From the process concept, you know that a process is a running program with its own address space, open file descriptors, and OS-managed state. Creating a new process is expensive: the OS must allocate a separate address space, copy or share page tables, and set up independent resource tracking. A thread is a lighter-weight alternative — it is an independent sequence of execution *within* a process that shares the process's address space, heap, global variables, and open files, but has its own program counter, register set, and stack. Think of a process as an apartment and threads as roommates: they share the kitchen and living room (heap, global data, files) but each has their own bedroom (stack, registers, program counter).
This sharing is both the power and the danger of threads. The power: threads within the same process can communicate by simply reading and writing shared variables — no pipes, sockets, or shared memory setup required. Creating a thread is fast because there is no address space to duplicate.
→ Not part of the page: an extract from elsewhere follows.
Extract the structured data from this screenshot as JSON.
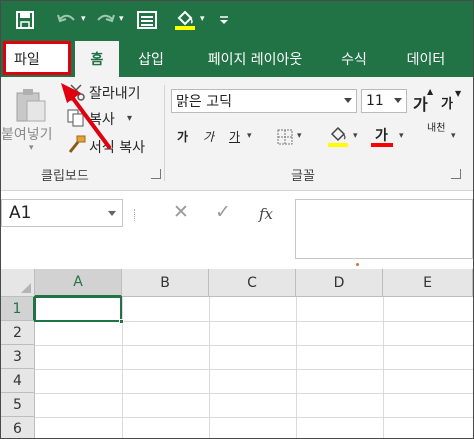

Context switching between threads in the same process is cheaper than switching between processes because the memory mapping (page tables, TLB entries) stays the same. On a multi-core system, threads of the same process can run truly in parallel on different cores, enabling a single program to fully utilize modern hardware.
The danger: because threads share memory, two threads can read and write the same variable simultaneously, producing race conditions — bugs where the program's output depends on the unpredictable timing of thread execution. If thread A reads a counter, increments it, and writes it back, but thread B reads the same counter between A's read and write, the increment is lost. These bugs are notoriously difficult to reproduce and debug because they depend on scheduling timing that varies between runs. This is why threads and concurrency lead directly to synchronization — locks, semaphores, and other mechanisms for coordinating access to shared data.
Threads can be implemented at two levels. Kernel threads are managed directly by the operating system scheduler, which means the OS can schedule different threads of the same process on different cores and can block one thread without blocking the others. User-level threads are managed by a library in user space — the OS sees only one process and schedules it as a unit. User-level threads are faster to create and switch between (no system call needed), but if one user thread makes a blocking system call, the entire process blocks because the kernel does not know about the other threads. The mapping between user threads and kernel threads — many-to-one, one-to-one, or many-to-many — determines the tradeoff between performance and true parallelism. Most modern systems (Linux, Windows, macOS) use one-to-one mapping, where each user thread corresponds to a kernel thread, giving full multi-core parallelism at the cost of slightly heavier thread creation.